L’objectif affiché est clair : transformer l’armée américaine en une « force de combat AI-first », capable de « maintenir la supériorité décisionnelle dans tous les domaines de la guerre ». En clair, de l’analyse de données sensibles à l’automatisation de certaines décisions tactiques, l’IA va infuser les opérations les plus confidentielles.
Les termes des contrats incluent une clause d’« utilisation légale » (lawful use), que les huit entreprises ont acceptée sans broncher. Mais c’est précisément cette clause qui a fait dérailler les négociations avec Anthropic, le créateur de Claude. La start-up, pourtant déjà sous contrat avec le Pentagone pour un deal de 200 millions de dollars, a refusé de signer sans garanties explicites interdisant la surveillance de masse domestique et les armes totalement autonomes.
Le Pentagone n’a pas aimé. En mars, il a carrément qualifié Anthropic de « risque pour la chaîne d’approvisionnement », une première pour une entreprise américaine. Résultat : interdiction pour les agences fédérales d’utiliser ses produits, et procès en cours. Anthropic a obtenu une injonction temporaire, mais le torchon brûle.
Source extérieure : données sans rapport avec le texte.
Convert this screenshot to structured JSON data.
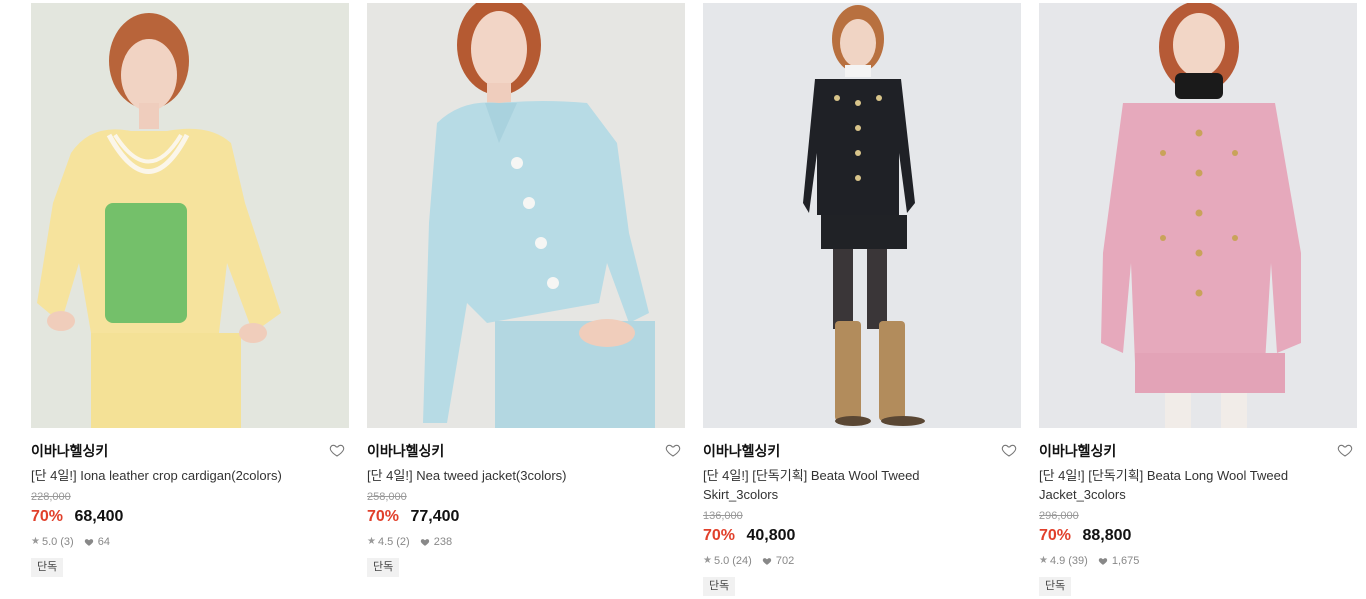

Pendant ce temps, les autres signent. Même Reflection AI, une start-up de deux ans à peine qui n’a encore rien sorti publiquement, mais qui promet des modèles open source pour contrer DeepSeek, et qui vise déjà une valorisation de 25 milliards de dollars. Nvidia en est actionnaire.
Côté transparence, on repassera. Les annonces officielles ne précisent pas quels modèles seront déployés ni pour quelles missions exactement. « Lawful operational use », c’est le genre de formule qui permet de dire tout et son contraire. Mais les budgets, eux, sont précis : 54 milliards de dollars rien que pour les armes autonomes, selon le Guardian.
Les « red lines » qu’OpenAI et Google prétendent avoir imposées (pas de surveillance de masse, pas d’armes autonomes) ne valent probablement pas grand-chose sans clause contractuelle explicite, du moins selon des experts juridiques. Mais dans la course aux contrats militaires, c’est peut-être le dernier des soucis.
Anthropic, de son côté, continue de faire de la résistance. Son dernier modèle Mythos, spécialisé en cybersécurité, est si performant qu’il fait trembler les banques et les agences de renseignement. Suffisamment pour que le Pentagone hésite à s’en passer complètement. Mais pour l’instant, la porte est fermée.
Et pendant que les humains se déchirent sur des clauses juridiques, les machines, elles, s’entraînent déjà en silence sur les réseaux les plus secrets de la planète.